Begitulah sejatinya demokrasi, alih-alih rakyat bebas mengeluarkan pendapat. Yang terjadi justru di kekang saat bertentangan dengan penguasa.
Sungguh berbeda dengan Islam. Dalam sistem Islam ada mekanisme kontrol (muhasabah) yang dilakukan dari dalam maupun luar kekuasaan. Juga ada Majelis Umat yang melakukan muhasabah. Ada Mahkamah Mazhalim yang berfungsi menghilangkan kezaliman para penguasa.
Bahkan, ketika Majelis Umat dan Mahkamah Mazhalim tidak melaksanakan tugasnya. Maka, Khilafah memberikan kesempatan kepada partai politik hingga ulama termasuk umat untuk melakukan fungsi muhasabah, bahkan sampai mengangkat senjata untuk menghilangkan kezaliman yang ada.
Dalam sejarah kepemimpinan Islam, Khalifah Umar bin Khaththab adalah penguasa yang selalu mendengar keluhan rakyat, bahkan hujan kritikan pun tak pernah diabaikannya. Umar bin Khaththab juga tak malu-malu untuk memohon maaf jika telah merasa lalai.
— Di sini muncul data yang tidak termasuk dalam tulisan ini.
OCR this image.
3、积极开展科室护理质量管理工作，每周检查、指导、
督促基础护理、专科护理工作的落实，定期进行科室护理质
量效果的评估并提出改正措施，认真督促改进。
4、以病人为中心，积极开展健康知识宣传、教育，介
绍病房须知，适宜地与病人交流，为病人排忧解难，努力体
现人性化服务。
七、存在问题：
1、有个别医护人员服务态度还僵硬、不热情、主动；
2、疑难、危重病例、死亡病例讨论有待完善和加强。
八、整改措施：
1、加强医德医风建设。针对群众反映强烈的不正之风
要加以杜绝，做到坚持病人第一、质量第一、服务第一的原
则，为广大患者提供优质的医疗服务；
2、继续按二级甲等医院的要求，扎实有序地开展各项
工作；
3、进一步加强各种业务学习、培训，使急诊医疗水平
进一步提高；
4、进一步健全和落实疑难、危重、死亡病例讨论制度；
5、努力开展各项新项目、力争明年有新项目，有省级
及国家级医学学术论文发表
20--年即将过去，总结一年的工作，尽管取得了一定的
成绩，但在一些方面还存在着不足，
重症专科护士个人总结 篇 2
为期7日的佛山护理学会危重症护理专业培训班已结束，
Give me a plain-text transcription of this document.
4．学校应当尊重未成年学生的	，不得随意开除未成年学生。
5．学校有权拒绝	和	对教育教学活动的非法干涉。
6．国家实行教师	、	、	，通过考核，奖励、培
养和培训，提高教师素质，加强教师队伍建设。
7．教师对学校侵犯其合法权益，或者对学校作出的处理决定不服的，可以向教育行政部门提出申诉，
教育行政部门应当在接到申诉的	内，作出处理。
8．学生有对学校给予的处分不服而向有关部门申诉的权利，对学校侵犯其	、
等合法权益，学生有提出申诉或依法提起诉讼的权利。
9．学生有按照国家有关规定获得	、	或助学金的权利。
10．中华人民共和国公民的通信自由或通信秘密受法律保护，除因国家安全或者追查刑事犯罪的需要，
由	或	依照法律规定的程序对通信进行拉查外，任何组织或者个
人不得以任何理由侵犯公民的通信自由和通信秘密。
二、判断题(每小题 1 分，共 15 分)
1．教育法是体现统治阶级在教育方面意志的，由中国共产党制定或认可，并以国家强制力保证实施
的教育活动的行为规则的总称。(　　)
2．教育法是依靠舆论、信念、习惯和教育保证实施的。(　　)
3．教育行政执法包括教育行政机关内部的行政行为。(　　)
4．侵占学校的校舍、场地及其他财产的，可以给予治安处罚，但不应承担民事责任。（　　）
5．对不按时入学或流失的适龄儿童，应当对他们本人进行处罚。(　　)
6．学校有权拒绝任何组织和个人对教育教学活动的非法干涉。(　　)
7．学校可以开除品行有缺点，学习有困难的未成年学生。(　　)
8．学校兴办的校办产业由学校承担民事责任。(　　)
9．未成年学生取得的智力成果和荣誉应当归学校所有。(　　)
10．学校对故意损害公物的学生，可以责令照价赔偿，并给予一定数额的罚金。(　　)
Dan segera menuntaskan hajat rakyat yang sudah menjadi kewajibannya.
Seorang penguasa harus punya pendengaran yang peka terhadap keluhan, bahkan kritikan dari rakyatnya. Dia harus tunaikan kewajibannga kepada rakyat yang dipimpinnya. Bukan sebaliknya, justru memusuhi dan memenjarakan jika menyampaikan kritikan pada penguasa.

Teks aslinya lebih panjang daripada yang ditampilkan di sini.